Like many of the Harwells, Jack was fiercely independent, stubborn and brilliant. And it seemed like he’d been in trouble all his life. “Go down there and see if you can help him,” she asked Dad.
I’ll relate the rest of this encounter, as best I can recall, in Dad’s own words:
He was living in the Y, starving, didn’t have a job, so I took him out and bought him a good meal, and I thought maybe the Navy could straighten him out, so I talked him to joining. He went down and enlisted, and the first thing they did was ship him off to Adak, Alaska. Jack never spoke to me again.
But it did change his life. I’m not sure if it happened in the Aleutian Islands (the 2000 Census of Adak showed a population of 316) of sometime afterward, but Jack began to get his act together. He got his diploma, then went on to college and grad school.
By 1965, he was married, and he and Joan were living in Castro Valley, just outside San Francisco, where they had a one-year-old daughter, Jacqueline. He and I had exchanged some letters, and he called Mom to invite me to visit them in California. Mom agreed to let me go, along with my grandmother.
By then, Jack was working as a juvenile probation officer, and continuing to study. From the stories I’d heard, I figured he knew a thing or two about juvenile delinquents. I stayed with them for 12 days, making friends with some neighborhood kids who taught me to ride the horse in the field behind them bareback, seeing San Francisco, and camping under the stars in Yosemite National Park.
But Jack still had a rebellious streak. He smoked, drank beer, and hosted weekly dice games. (He said poker was too slow, but by the time I went home, I was getting pretty good at a dice game called Liar’s Dice.)
“You’ll have a lot of new things to teach your Mama, won’t you,” he said, and he winked.
Jack went on to become a respected sociology professor and textbook author.
We stayed in touch. Years later, when I was covering a convention in Los Angeles, I made arrangements to stay over a day or two and visit him.
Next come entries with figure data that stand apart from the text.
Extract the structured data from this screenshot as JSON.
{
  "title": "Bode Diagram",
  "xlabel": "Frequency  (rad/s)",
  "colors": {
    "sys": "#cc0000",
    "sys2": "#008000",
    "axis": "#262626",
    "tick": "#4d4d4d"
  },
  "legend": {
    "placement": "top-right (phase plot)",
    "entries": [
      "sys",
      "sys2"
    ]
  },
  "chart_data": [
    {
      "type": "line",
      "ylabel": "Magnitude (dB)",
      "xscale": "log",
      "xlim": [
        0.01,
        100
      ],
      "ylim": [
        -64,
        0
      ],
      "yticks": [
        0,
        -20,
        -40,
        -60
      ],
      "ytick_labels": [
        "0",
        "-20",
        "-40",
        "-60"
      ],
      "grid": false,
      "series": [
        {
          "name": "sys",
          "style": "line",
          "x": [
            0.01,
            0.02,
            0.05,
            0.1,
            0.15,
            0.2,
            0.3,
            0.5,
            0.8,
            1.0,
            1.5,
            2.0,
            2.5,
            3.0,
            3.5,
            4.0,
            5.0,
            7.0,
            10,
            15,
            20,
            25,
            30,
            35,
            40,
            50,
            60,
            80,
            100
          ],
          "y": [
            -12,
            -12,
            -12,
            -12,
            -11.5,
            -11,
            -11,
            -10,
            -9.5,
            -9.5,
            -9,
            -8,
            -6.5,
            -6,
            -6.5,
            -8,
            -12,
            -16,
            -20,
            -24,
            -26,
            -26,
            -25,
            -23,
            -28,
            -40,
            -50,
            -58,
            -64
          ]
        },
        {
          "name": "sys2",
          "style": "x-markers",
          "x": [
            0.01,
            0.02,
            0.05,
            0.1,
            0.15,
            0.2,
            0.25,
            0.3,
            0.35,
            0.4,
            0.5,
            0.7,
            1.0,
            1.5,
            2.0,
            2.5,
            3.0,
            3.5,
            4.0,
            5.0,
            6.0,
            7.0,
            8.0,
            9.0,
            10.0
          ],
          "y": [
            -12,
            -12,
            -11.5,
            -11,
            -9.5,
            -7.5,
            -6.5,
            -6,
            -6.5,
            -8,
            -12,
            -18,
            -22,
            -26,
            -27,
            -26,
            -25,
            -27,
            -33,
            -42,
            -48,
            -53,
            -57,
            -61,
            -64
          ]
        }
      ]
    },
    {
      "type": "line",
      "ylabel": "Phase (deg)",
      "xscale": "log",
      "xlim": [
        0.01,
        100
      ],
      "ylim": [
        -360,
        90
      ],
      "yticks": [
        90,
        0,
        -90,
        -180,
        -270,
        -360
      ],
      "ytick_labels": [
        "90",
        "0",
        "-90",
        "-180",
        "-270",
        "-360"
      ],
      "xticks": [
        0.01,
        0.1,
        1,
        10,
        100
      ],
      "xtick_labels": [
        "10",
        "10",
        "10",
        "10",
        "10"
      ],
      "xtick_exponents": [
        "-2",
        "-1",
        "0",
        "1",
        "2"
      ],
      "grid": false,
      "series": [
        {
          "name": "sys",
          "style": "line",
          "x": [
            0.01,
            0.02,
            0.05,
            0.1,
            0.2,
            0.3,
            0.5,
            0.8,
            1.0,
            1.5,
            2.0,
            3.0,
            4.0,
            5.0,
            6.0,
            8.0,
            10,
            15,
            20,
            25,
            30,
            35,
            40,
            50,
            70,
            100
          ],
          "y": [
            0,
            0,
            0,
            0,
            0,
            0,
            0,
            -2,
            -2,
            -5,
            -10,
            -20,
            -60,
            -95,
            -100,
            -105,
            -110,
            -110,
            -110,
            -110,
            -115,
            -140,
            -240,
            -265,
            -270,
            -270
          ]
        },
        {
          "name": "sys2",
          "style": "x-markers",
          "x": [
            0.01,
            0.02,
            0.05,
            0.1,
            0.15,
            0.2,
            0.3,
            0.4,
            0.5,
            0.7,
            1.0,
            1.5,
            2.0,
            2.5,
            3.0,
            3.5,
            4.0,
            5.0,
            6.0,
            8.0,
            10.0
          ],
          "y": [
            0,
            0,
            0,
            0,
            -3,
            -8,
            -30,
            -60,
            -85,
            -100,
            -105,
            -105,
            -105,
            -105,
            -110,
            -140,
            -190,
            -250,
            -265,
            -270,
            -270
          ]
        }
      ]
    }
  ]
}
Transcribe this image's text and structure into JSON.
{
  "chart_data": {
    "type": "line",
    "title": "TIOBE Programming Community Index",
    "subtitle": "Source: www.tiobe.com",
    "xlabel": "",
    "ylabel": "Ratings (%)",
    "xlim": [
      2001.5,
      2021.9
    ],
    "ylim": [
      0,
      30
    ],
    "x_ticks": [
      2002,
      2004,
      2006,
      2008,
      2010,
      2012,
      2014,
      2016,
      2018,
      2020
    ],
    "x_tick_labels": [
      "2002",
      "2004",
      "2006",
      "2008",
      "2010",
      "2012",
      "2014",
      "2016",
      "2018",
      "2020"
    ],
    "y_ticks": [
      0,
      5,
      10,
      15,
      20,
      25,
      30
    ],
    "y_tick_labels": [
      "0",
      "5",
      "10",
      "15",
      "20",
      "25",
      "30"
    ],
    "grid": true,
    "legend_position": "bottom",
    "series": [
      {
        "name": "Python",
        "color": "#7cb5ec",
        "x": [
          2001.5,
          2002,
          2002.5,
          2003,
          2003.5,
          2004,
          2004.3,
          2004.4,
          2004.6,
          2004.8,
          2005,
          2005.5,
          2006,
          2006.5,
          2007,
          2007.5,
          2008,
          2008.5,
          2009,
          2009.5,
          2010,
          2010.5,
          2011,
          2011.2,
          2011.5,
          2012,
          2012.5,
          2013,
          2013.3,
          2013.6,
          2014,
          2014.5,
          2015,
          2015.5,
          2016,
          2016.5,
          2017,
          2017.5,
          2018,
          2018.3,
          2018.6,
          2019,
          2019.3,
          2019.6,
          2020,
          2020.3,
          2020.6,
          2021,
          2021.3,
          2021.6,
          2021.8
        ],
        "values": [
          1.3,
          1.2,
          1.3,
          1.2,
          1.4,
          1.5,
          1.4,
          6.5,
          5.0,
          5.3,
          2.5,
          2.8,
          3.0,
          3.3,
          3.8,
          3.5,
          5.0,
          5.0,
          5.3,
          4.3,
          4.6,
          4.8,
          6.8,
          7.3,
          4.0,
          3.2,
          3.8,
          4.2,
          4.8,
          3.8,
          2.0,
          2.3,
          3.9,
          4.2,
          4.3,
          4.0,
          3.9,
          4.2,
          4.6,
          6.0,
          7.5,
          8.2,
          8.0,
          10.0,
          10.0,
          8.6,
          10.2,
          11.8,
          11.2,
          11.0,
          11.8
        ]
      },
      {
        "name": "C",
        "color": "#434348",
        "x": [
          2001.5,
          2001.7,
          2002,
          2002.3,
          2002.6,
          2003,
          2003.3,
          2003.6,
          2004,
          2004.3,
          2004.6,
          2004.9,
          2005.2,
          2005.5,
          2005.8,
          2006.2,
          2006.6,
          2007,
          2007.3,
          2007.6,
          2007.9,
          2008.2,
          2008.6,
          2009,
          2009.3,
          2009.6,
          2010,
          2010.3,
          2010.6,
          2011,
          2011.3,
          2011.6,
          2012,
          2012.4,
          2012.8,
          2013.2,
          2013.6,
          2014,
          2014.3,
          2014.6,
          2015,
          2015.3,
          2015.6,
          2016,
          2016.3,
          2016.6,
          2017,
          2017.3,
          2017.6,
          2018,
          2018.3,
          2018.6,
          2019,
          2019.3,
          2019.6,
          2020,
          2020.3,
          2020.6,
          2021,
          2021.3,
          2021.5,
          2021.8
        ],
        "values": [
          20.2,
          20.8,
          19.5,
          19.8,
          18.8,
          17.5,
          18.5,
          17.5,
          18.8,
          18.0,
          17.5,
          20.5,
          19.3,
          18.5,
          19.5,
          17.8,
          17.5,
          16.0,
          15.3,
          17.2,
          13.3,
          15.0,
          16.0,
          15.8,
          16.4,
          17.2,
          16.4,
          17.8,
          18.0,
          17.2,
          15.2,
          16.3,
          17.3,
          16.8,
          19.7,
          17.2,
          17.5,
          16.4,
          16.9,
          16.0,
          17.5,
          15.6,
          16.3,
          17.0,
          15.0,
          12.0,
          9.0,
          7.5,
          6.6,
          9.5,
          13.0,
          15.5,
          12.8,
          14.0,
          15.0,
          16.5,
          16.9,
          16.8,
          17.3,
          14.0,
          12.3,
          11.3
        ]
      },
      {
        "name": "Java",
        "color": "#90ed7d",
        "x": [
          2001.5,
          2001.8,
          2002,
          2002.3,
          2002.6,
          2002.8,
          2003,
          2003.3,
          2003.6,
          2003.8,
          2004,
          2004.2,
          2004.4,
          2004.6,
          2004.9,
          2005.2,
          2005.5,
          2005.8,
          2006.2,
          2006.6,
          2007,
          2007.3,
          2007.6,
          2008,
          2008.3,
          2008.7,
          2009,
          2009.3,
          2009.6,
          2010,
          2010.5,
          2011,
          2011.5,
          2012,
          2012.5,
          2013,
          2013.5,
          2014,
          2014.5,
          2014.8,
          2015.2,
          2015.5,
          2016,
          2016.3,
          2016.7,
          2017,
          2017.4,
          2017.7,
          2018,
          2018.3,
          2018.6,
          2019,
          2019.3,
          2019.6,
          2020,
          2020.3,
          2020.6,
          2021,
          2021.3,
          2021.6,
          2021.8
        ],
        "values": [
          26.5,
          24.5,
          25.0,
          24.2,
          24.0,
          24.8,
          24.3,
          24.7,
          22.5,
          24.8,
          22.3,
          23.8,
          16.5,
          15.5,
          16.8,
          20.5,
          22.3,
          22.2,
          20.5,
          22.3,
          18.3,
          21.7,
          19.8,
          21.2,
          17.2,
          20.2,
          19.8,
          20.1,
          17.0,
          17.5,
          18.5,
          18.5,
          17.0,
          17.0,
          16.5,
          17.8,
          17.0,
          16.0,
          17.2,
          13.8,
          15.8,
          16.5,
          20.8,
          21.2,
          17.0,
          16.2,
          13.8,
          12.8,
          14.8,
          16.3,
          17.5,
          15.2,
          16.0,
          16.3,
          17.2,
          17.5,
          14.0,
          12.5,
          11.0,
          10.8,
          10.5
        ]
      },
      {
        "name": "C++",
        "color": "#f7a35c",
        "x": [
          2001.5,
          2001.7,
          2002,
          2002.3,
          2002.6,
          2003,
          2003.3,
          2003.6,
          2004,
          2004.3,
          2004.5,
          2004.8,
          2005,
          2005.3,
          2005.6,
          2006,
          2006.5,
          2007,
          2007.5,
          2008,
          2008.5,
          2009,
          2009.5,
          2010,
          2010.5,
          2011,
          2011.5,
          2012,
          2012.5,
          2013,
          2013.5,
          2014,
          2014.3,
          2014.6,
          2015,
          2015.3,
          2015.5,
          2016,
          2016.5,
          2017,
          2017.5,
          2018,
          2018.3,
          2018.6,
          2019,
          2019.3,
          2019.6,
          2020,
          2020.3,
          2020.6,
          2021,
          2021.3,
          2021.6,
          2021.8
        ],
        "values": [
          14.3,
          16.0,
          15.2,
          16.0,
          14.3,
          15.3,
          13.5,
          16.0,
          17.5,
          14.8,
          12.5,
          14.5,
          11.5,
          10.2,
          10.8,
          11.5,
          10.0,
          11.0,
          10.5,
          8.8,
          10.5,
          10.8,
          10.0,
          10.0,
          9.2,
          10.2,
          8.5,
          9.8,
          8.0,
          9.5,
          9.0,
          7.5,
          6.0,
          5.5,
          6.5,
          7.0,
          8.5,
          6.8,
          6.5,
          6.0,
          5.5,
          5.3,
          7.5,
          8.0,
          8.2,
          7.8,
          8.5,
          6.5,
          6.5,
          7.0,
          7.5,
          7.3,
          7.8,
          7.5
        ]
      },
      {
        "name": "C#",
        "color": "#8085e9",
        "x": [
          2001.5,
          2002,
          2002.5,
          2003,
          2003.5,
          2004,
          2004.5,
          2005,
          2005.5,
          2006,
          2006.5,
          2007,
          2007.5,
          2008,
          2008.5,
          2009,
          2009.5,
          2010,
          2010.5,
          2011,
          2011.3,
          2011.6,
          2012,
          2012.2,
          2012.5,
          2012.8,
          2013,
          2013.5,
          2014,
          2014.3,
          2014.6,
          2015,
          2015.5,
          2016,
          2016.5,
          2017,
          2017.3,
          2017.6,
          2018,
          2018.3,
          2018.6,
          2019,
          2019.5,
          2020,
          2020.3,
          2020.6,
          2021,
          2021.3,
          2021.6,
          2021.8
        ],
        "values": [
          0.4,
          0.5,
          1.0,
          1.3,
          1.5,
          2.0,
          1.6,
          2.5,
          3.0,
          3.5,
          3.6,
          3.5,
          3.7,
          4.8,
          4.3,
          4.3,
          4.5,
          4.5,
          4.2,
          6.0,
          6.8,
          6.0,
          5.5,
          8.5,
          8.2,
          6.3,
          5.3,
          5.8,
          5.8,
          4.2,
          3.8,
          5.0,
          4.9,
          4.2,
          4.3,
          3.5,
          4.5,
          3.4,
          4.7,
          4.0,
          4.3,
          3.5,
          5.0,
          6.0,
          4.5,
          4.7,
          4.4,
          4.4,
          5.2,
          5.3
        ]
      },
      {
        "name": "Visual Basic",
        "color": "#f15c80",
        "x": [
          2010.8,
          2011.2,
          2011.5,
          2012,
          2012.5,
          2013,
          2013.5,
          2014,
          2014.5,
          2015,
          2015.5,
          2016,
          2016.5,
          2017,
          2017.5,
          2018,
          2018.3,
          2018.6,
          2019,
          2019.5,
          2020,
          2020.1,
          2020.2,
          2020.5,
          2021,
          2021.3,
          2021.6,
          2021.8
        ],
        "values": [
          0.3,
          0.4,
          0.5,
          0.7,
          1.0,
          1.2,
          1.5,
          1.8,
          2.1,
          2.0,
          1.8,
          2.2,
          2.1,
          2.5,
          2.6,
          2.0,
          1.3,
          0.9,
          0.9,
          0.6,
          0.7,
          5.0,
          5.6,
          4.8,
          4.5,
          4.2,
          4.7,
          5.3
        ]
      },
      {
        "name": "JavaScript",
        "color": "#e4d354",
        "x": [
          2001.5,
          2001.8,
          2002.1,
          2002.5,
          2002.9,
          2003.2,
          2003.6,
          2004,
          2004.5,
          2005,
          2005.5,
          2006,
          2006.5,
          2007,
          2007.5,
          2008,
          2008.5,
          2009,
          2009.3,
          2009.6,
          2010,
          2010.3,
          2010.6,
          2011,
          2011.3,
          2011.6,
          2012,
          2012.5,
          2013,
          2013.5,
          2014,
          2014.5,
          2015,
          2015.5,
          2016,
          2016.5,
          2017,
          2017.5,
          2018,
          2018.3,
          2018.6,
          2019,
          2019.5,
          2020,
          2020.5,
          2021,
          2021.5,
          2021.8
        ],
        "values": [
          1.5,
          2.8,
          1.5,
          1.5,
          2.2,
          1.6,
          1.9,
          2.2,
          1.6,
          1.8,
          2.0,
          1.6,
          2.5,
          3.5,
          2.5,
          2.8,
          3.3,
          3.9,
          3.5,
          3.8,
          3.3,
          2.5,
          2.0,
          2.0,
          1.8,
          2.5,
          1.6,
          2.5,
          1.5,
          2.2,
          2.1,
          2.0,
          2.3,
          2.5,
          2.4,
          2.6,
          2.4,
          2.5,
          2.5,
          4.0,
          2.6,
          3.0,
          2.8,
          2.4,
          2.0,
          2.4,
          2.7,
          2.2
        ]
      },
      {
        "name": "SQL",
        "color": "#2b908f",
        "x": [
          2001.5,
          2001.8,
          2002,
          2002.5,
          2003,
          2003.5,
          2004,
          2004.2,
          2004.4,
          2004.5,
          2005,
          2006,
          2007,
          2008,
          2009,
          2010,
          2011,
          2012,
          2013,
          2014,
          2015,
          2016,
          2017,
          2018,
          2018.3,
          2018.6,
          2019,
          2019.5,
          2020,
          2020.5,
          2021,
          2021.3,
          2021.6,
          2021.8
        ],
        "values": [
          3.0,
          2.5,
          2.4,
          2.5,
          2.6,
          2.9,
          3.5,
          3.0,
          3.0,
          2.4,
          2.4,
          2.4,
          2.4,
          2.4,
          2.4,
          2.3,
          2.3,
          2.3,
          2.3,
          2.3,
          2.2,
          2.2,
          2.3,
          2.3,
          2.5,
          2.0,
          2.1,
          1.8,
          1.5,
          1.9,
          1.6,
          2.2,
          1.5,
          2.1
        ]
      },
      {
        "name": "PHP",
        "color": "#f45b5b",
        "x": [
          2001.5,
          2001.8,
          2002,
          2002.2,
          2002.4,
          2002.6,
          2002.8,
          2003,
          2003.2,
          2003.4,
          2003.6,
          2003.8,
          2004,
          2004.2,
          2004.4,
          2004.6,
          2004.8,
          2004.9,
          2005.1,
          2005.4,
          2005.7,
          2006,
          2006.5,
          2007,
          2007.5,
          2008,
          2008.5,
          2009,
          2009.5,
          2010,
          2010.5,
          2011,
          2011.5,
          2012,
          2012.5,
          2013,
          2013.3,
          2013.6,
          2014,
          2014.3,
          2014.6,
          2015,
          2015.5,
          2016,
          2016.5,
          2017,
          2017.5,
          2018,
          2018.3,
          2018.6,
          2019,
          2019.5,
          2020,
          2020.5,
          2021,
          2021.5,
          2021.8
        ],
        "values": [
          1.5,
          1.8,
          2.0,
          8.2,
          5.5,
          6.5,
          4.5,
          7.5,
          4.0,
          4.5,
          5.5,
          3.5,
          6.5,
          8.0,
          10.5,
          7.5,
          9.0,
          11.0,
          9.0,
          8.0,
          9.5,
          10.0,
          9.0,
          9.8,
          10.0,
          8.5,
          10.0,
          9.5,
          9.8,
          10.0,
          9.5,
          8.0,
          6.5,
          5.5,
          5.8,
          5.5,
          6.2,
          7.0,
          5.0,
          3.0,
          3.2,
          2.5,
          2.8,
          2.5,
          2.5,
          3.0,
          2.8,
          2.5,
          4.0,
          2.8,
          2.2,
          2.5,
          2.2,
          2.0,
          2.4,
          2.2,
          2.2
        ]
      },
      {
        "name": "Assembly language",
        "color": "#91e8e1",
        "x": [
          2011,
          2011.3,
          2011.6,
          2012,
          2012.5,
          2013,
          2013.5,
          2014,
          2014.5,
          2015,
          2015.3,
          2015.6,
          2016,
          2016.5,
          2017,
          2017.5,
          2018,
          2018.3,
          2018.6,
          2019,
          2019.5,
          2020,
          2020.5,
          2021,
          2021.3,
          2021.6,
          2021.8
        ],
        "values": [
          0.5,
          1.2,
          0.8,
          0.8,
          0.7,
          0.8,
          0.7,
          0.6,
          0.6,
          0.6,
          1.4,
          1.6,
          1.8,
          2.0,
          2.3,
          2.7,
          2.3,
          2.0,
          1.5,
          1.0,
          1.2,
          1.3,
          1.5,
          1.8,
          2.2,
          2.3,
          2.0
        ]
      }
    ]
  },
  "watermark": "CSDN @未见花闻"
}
He was excited about my coming, and had arranged to have his son Clifford, whom I’d never met, there to visit with us as well.
But by the time the convention was ending, I was exhausted, and not feeling well. “I think I just need to get back home,” I told him, and I flew back to Alabama.
The next morning, back home, my phone rang at 7. It was Aunt Ginny, Jack’s sister.
“Jack died during the night,” she said. “They think it was a brain hemorrhage.”
So far as I know, Jack never did speak to Dad again. Harwells can be stubborn. But I know Dad loved him. It was impossible not to.